SMURF1 silencing diminishes a CD44-high cancer stem cell-like population in head and neck squamous cell carcinoma

Background: Bone morphogenetic protein (BMP) signaling is thought to play key roles in regulating the survival and maintenance of cancer stem cells (CSCs), which contribute to disease recurrences and treatment failures in many malignances, including head and neck squamous cell carcinoma (HNSCC). Intracellular BMP signaling is regulated by SMAD specific E3 ubiquitin protein ligase 1 (SMURF1) during cellular development. However, little is known about the role or regulation of BMP signaling in HNSCC CSCs. Methods: Two CSC-like populations, CD44^high/BMI1^high and CD44^high/ALDH^high, were enriched from HNSCC cell lines and evaluated for the expression of SMURF1 by qRT-PCR, flow cytometry, and immunoblotting. The activation status of BMP signaling in these populations was determined by using immunoblotting to detect phosphorylated SMAD1/5/8 (pSMAD1/5/8) levels. Knockdown of SMURF1 transcripts by RNA interference was used to assess the role of SMURF1 in BMP signaling and CSC maintenance. Loss of CSC-like phenotypes following SMURF1 knockdown was determined by changes in CD44^high levels, cellular differentiation, and reduction in colony formation. Results: Populations of enriched CSC-like cells displayed decreased levels of pSMAD1/5/8 and BMP signaling target gene ID1 while SMURF1, CD44, and BMI1 were highly expressed when compared to non-CSC populations.
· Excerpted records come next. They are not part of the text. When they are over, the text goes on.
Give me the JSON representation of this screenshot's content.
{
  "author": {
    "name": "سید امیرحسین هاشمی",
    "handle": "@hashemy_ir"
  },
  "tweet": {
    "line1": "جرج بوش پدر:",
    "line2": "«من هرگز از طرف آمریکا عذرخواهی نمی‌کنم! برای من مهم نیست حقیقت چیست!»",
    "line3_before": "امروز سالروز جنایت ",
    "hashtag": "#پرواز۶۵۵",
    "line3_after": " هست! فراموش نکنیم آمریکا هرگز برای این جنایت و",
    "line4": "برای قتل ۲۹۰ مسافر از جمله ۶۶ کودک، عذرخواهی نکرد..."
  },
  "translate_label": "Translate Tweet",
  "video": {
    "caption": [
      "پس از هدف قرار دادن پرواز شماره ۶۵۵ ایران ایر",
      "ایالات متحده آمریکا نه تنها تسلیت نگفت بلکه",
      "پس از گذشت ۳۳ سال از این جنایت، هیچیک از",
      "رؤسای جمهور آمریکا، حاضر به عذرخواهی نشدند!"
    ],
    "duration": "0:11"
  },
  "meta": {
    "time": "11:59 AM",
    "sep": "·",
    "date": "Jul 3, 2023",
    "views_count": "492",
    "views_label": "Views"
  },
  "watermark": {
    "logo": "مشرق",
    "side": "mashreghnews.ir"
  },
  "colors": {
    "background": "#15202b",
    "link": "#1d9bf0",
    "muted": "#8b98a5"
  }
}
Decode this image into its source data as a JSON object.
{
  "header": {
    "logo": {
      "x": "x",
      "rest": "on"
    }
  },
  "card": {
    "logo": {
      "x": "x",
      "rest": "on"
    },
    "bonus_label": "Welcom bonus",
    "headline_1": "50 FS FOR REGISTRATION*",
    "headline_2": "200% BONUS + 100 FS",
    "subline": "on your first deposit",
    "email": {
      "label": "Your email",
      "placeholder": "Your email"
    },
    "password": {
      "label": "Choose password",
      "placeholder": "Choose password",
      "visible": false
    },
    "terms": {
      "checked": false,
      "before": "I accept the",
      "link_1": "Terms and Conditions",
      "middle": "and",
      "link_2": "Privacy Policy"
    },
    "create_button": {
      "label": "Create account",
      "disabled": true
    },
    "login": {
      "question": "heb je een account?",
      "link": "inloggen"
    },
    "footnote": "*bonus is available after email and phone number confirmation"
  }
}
Stable knockdown of SMURF1 expression in CSC-like cells increased pSMAD1/5/8 protein levels, indicating the reactivation of BMP signaling pathways. Decreased expression of SMURF1 also promoted adipogenic differentiation and reduced colony formation in a three-dimensional culture assay, indicating loss of tumorigenic capacity. The role of SMURF1 and inhibition of BMP signaling in maintaining a CSC-like population was confirmed by the loss of a CD44^high expressing subpopulation in SMURF1 knockdown cells. Conclusions: Our findings suggest that inhibition of BMP signaling potentiates the long-term survival of HNSCC CSCs, and that this inhibition is mediated by SMURF1. Targeting SMURF1 and restoring BMP signaling may offer a new therapeutic approach to promote differentiation and reduction of CSC populations leading to reduced drug resistance and disease recurrence.